Behandlung Stimmstörungen Erwachsene

Stimmstörungen bei Erwachsenen

Praxis Dr. medic / IMF Cluj-Napoca Ayman Mahdi-Joest

„Die Stimme ist ein Musikinstrument, dessen sich alle Menschen ohne die Hilfe von Lehrern, Prinzipien oder Regeln bedienen können.”Denis Diderot

WAS IST EINE STIMMSTÖRUNG?

Mit dem Begriff Stimmstörung (medizinischer Begriff: Dysphonie) werden Einschränkungen der Stimmbildung im Kehlkopf beschrieben, die zu Veränderungen des Stimmklanges und/oder zu einer verminderten Belastbarkeit der Stimme führen.

WORAN BEMERKT MAN EINE STIMMSTÖRUNG?

Meistens macht sich eine Stimmstörung durch eine Veränderung des Stimmklanges bemerkbar und ist dann als Heiserkeit hörbar. Heiserkeit gilt als Überbegriff für eine krankhafte Veränderung des Stimmklanges und kann ein Frühsymptom von Erkrankungen des Kehlkopfes sein.

DIE TYPISCHEN BESCHWERDEN

Fremdkörpergefühl, Räusperzwang, Hustenreiz, Gefühl der Verschleimung, Gefühl der Trockenheit, Brennen, Schluckbeschwerden.

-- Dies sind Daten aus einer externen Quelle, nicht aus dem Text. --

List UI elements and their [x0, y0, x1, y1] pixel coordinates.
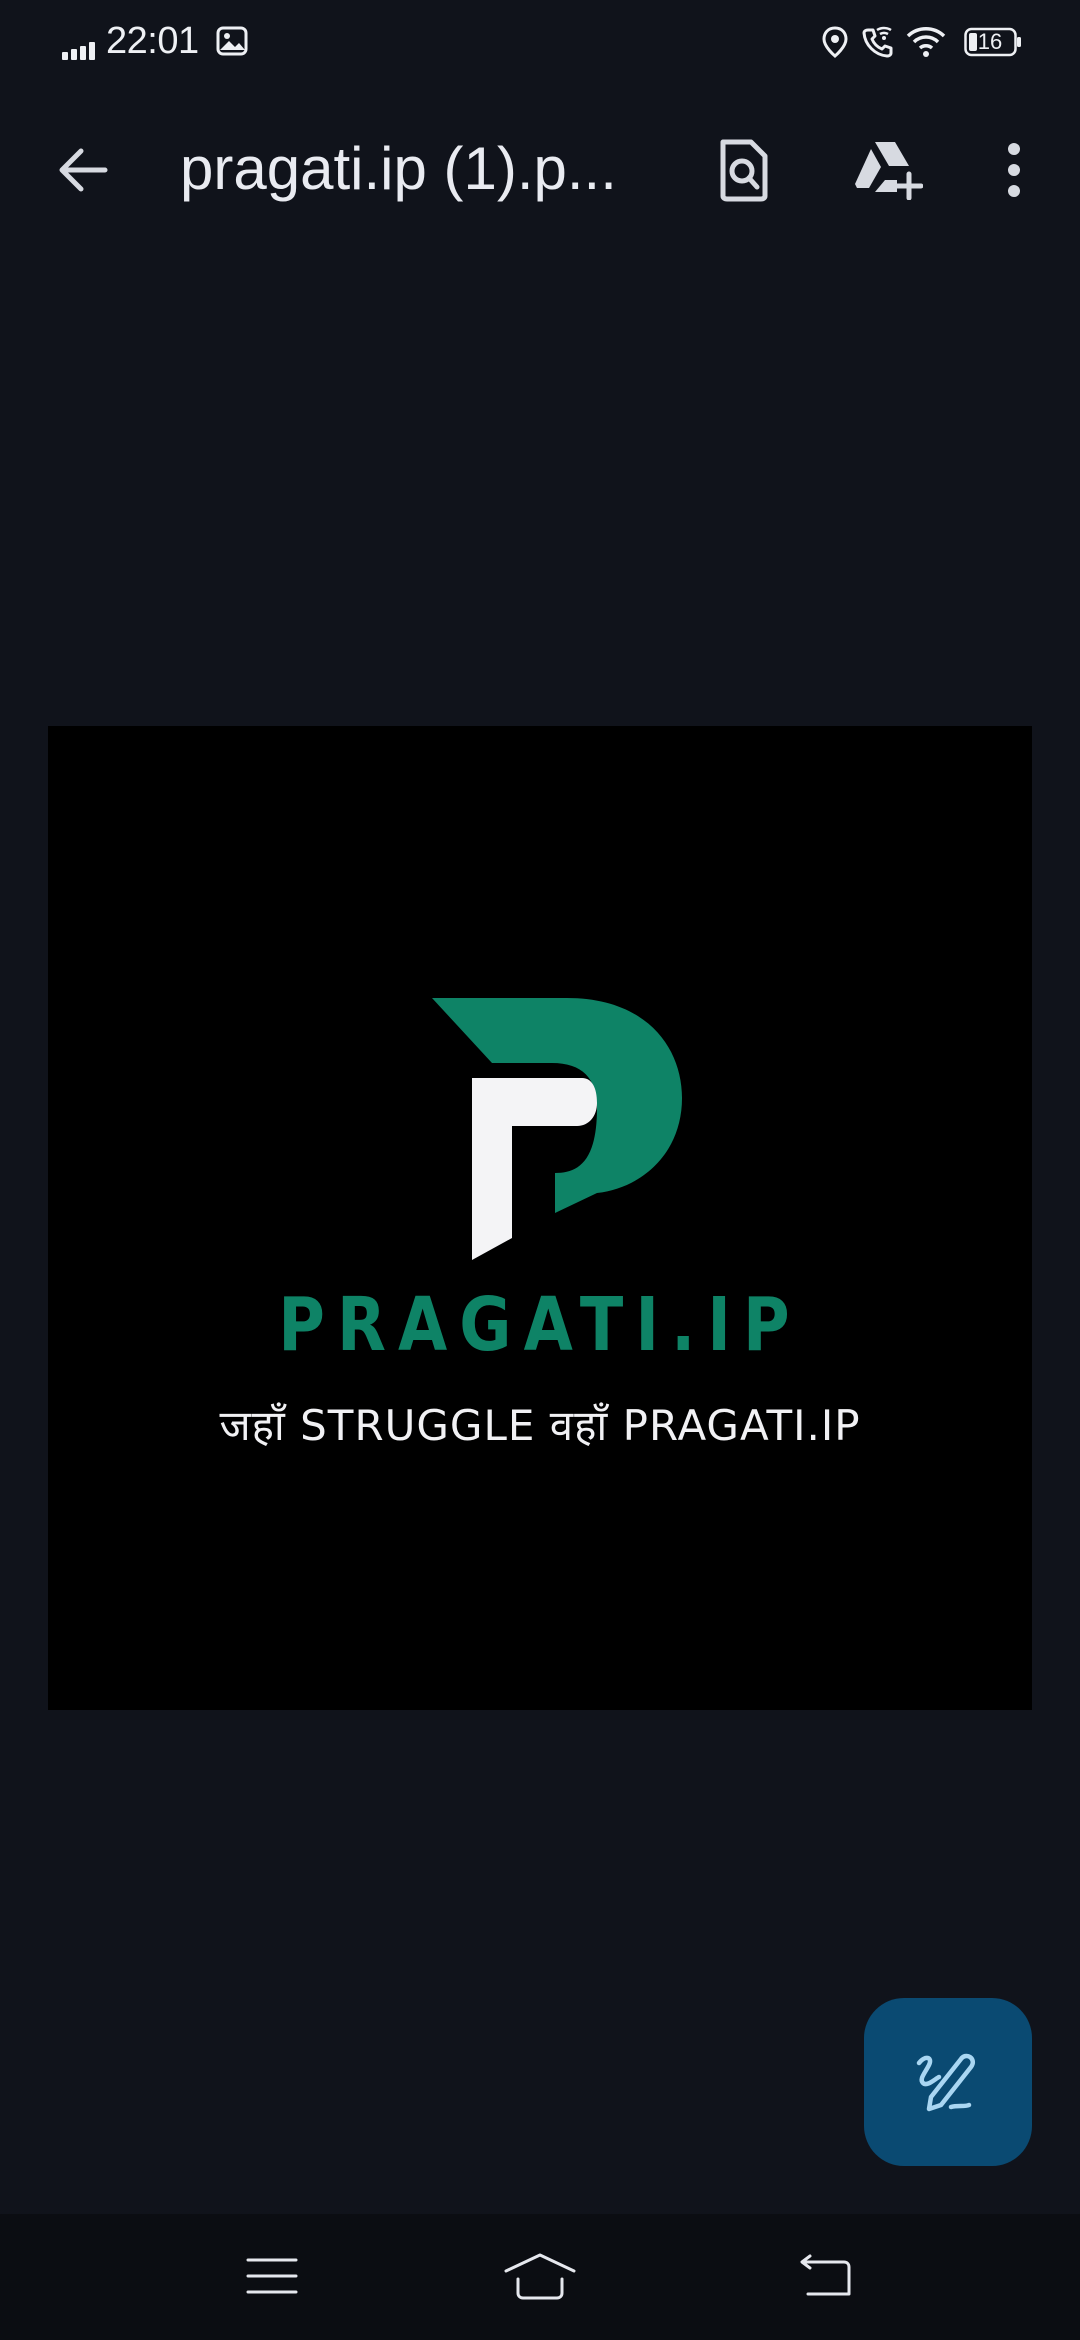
navigation-bar: [0, 2214, 1080, 2340]
location-icon: [822, 26, 848, 58]
brand-name: PRAGATI.IP: [278, 1282, 802, 1368]
status-bar: 22:01 16: [0, 0, 1080, 86]
battery-level: 16: [977, 29, 1003, 54]
status-time: 22:01: [106, 20, 199, 62]
home-button[interactable]: [490, 2236, 590, 2316]
pragati-logo: [432, 998, 682, 1260]
wifi-icon: [906, 27, 946, 57]
recent-apps-button[interactable]: [222, 2236, 322, 2316]
signal-icon: [62, 42, 95, 60]
home-icon: [504, 2253, 576, 2300]
document-title: pragati.ip (1).p...: [180, 135, 617, 202]
annotate-button[interactable]: [864, 1998, 1032, 2166]
add-to-drive-icon: [855, 142, 923, 200]
tagline: जहाँ STRUGGLE वहाँ PRAGATI.IP: [219, 1401, 861, 1450]
screen: 22:01 16 pragati.ip (1).p... PRAGATI.IP …: [0, 0, 1080, 2340]
add-to-drive-button[interactable]: [846, 128, 930, 212]
annotate-pen-icon: [916, 2053, 976, 2112]
menu-icon: [246, 2258, 298, 2294]
battery-icon: 16: [964, 26, 1022, 58]
arrow-back-icon: [59, 148, 108, 192]
find-in-page-button[interactable]: [702, 128, 786, 212]
find-in-page-icon: [720, 139, 768, 202]
app-bar: pragati.ip (1).p...: [0, 100, 1080, 240]
back-icon: [800, 2254, 851, 2296]
document-page[interactable]: PRAGATI.IP जहाँ STRUGGLE वहाँ PRAGATI.IP: [48, 726, 1032, 1710]
system-back-button[interactable]: [774, 2236, 874, 2316]
more-vert-icon: [1008, 143, 1020, 197]
wifi-call-icon: [862, 26, 893, 58]
gallery-icon: [216, 26, 248, 56]
back-button[interactable]: [40, 130, 126, 210]
more-options-button[interactable]: [972, 128, 1056, 212]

FUNKTIONELLE STIMMSTÖRUNGEN

Bei rein funktionellen Stimmstörungen liegt ein unauffälliger Kehlkopfbefund vor und die Stimmstörung ist durch eine ungünstige Stimmtechnik bedingt. Dadurch sind das Schließen und das Schwingungsverhalten der Stimmlippen bei der Stimmgebung gestört. Eine funktionelle Stimmkrankheit ist gekennzeichnet durch Veränderungen des Stimmklanges und Einschränkungen der Stimmleistungsfähigkeit, ohne dass erkennbare organische Veränderungen vorliegen. Das Schwingungs- und Schließungsverhalten der Stimmlippen (umgangssprachlich: Stimmbänder) ist gestört.

Die Heiserkeit

Die Heiserkeit ist das hörbare Merkmal einer Stimmstörung. Sie kann entweder hyper- (mit erhöhter Spannung) und/oder hypofunktionelle (unterspannte) Komponenten aufweisen. Bei einer Hyperfunktion klingt die Stimme heiser, rau, gepresst und angestrengt. Die Stimmlage ist meist erhöht, der Stimmumfang eingeschränkt. Es können Schmerzen und/oder Missempfindungen wie Kloßgefühl, Trockenheit und Räusperzwang auftreten. Als Begleiterscheinungen kommt es zu Fehlhaltungen, gestörter Atmung, erhöhtem Sprechtempo und undeutlicher Artikulation.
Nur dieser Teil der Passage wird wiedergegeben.